La Svizzera ha una storica tradizione di bunker. Dal 1962 una legge ne impone la costruzione sotto ogni nuovo edificio, pubblico e privato, e così la Confederazione oggi dispone di circa 360 mila rifugi individuali o collettivi, capaci di proteggere un numero di persone addirittura superiore ai suoi nove milioni di abitanti. La Finlandia ha numeri simili, visto che garantisce il posto in un bunker a 70 cittadini su 100, ma ha anche 1.340 chilometri di confine aperto verso la Russia: per questo, in autunno, ne ha chiuso gli otto valichi, ha avviato la costruzione di un’alta recinzione in acciaio e ha chiesto ai satelliti della Nato di intensificare i controlli su quella bianca terra di nessuno. Da metà novembre, poi, un milione di finlandesi ha scaricato dal sito del governo una nuova guida di sopravvivenza intitolata «Prepararsi a incidenti e crisi», che prevede anche «conflitti militari» e offre consigli sull’uso di pasticche allo iodio contro gli effetti delle radiazioni. Anche l’Agenzia svedese per le emergenze civili ha distribuito a cinque milioni di famiglie un opuscolo di 32 pagine, intitolato «Se arriva la guerra»: dà suggerimenti su come fermare un’emorragia, quali scorte fare, come calmare i bambini… E lo stesso accade in Norvegia, dove il governo consiglia alla popolazione di tenere in casa alimenti e medicine (e le solite pasticche allo iodio) per reggere almeno una settimana.
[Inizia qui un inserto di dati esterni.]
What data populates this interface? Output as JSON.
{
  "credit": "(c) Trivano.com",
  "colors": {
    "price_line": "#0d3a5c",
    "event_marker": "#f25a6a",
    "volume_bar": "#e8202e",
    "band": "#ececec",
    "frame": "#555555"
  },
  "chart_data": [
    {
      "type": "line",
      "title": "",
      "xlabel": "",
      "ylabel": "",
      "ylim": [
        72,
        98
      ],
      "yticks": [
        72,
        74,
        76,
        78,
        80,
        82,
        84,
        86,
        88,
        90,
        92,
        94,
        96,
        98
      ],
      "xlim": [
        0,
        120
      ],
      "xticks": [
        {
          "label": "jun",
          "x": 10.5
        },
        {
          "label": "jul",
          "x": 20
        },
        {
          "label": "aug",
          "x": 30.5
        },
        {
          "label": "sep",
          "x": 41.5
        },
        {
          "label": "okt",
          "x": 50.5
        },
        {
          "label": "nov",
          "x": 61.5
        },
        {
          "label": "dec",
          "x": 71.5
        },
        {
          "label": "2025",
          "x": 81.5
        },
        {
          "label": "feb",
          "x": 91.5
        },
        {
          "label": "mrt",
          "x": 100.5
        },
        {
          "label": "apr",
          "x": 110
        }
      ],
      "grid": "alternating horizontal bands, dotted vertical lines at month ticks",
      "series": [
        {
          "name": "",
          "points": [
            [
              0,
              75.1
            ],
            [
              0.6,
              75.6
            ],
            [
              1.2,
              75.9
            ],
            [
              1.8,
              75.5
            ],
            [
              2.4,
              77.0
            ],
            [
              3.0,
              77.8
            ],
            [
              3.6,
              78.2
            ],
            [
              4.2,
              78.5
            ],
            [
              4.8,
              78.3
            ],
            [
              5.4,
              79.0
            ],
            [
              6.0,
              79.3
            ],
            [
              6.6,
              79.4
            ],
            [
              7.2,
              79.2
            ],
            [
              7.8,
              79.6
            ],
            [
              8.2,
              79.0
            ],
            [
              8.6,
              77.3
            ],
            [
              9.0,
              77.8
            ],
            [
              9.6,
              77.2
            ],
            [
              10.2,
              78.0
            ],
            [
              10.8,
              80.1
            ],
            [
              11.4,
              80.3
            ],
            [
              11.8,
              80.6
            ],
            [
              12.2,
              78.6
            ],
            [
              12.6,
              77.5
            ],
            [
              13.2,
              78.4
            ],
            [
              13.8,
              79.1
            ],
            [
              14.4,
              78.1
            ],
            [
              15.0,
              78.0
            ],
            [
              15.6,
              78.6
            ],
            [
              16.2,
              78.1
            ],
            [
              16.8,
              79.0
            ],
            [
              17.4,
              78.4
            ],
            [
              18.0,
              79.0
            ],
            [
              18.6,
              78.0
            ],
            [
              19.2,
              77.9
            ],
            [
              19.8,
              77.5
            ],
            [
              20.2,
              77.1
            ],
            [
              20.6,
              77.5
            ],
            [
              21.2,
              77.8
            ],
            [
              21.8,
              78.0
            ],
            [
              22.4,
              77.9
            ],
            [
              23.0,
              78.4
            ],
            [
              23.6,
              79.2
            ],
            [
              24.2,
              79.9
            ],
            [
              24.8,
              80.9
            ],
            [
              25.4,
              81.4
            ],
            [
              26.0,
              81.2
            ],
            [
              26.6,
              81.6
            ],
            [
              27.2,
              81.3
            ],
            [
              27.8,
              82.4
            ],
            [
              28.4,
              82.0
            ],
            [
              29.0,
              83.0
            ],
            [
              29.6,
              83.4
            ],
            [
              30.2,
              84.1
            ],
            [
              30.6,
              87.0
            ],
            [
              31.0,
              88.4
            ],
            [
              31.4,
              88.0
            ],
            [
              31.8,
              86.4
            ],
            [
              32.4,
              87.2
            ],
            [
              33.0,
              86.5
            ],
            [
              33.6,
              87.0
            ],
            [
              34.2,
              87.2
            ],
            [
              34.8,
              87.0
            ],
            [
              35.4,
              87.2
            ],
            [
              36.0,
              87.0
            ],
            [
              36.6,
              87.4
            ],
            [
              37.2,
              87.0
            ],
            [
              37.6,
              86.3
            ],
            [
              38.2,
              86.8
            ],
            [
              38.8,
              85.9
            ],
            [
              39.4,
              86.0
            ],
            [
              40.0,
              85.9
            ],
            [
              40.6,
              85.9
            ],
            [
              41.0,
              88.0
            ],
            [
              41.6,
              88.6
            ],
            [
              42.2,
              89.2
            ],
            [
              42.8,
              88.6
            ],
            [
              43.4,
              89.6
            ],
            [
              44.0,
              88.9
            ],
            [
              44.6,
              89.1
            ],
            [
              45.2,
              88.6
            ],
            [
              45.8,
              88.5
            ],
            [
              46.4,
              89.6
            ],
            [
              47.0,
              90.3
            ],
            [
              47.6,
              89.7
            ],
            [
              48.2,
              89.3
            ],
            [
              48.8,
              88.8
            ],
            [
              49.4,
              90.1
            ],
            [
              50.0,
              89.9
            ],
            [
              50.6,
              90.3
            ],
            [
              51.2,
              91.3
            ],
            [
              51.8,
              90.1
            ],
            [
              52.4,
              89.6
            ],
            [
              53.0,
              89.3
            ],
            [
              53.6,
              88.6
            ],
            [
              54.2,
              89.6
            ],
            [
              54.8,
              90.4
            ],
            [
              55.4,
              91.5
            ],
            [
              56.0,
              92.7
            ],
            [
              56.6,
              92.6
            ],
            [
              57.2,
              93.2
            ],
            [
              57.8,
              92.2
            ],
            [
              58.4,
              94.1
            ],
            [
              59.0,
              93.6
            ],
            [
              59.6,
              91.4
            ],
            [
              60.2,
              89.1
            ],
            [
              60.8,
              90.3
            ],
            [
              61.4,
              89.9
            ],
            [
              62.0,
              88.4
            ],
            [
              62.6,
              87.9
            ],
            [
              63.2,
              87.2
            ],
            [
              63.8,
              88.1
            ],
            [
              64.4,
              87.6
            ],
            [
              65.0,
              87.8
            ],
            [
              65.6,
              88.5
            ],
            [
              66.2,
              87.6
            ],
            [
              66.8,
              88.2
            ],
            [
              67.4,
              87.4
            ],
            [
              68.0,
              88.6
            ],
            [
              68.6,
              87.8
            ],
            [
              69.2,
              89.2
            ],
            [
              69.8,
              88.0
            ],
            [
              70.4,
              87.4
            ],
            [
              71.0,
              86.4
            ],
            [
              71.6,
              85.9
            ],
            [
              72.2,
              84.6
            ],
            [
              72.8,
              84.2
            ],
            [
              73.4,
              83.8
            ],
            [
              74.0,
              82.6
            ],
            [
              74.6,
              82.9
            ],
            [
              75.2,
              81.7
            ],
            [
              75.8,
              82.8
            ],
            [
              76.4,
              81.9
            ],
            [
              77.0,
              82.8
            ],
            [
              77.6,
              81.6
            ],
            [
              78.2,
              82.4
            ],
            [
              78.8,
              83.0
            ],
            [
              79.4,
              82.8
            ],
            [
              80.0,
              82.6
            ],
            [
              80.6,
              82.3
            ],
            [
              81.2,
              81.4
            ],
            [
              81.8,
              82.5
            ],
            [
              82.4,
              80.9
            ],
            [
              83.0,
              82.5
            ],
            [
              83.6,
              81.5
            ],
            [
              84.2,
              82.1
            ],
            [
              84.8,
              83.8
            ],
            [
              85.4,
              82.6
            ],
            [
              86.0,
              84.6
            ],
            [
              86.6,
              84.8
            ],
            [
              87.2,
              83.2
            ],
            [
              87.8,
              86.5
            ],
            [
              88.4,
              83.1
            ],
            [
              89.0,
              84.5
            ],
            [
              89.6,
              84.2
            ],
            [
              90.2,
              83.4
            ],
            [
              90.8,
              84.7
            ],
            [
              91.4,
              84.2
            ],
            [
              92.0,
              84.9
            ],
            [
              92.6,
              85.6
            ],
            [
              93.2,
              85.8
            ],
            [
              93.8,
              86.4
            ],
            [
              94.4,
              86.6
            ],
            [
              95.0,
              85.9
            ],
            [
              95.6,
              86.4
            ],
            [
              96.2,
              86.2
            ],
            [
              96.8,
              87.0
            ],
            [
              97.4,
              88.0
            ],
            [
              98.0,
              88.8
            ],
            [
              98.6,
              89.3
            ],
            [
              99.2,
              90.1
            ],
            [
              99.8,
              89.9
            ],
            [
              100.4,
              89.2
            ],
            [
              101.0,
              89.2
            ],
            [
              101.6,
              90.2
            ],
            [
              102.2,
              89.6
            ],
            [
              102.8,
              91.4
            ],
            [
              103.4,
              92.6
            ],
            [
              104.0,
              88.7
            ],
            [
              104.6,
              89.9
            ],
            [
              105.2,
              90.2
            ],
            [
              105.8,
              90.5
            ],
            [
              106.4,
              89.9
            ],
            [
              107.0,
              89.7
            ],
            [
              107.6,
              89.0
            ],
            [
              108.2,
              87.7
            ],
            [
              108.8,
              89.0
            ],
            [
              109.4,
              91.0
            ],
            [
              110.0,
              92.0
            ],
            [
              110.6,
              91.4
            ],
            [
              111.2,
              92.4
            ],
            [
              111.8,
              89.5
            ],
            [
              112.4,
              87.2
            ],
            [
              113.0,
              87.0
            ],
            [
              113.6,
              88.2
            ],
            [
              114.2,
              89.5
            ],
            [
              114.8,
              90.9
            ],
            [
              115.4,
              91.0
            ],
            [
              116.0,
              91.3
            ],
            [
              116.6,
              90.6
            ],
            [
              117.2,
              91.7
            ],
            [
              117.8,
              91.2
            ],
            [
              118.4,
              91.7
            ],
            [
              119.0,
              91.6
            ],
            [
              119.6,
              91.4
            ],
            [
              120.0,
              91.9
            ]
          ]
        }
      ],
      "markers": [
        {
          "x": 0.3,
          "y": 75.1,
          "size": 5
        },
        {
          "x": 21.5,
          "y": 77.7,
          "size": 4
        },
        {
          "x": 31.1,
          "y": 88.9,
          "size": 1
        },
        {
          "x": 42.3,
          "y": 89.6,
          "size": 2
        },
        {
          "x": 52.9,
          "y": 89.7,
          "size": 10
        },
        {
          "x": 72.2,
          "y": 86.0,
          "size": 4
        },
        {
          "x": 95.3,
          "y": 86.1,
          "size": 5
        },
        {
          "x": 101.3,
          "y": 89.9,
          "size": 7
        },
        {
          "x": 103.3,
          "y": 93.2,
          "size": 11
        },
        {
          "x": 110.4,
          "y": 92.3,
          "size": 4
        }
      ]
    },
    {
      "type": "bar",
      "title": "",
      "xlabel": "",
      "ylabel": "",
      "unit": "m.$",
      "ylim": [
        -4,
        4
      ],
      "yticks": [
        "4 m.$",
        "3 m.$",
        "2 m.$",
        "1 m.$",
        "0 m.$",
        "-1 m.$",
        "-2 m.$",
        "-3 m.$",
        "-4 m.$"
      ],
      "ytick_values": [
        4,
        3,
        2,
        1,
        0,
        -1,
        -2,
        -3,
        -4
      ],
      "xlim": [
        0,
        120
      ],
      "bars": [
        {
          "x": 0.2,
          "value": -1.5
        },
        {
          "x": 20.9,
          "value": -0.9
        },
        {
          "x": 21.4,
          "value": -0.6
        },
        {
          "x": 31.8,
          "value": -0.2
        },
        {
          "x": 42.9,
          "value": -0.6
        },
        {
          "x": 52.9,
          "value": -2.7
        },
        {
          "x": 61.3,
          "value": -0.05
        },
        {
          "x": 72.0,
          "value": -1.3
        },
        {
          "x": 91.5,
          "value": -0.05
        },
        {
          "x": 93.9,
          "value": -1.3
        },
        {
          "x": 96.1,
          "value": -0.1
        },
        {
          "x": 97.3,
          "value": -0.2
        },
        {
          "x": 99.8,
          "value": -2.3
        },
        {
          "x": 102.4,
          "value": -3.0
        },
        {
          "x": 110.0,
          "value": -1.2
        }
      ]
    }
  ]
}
In Italia - tute mimetiche a parte - regna la calma. Di conflitti bellici si parla poco, di bunker ancora meno. Da noi, del resto, sopravvive tutt’al più qualche vecchio rifugio antiaereo, inutile in caso di attacco nucleare. Eppure alcune strutture ci sarebbero, sia pure disattivate e trasformate in museo. Una fu scavata nel 1937 dal fascismo nel monte Soratte, non lontano da Roma, e nel 1967 la Nato lo potenziò per la Guerra fredda. I suoi quattro chilometri di gallerie, nel dopoguerra, avrebbero potuto funzionare da bunker antinucleare. Un altro grande rifugio atomico, 13 mila metri quadri a 150 metri di profondità, risale agli anni Sessanta e si trova ad Affi, vicino a Verona. Può resistere a un’esplosione da 100 chilotoni (la bomba di Hiroshima ne scatenò 15), e null’altro è dato sapere. Da noi, come sempre, sono molto più veloci le grandi società private. Alcune si sono già organizzate per trasferire le loro prime linee di comando in luoghi segreti, ben protetti e riforniti, e lontani dai possibili obiettivi dei missili di Mosca. A tutti gli altri italiani restano gli scongiuri.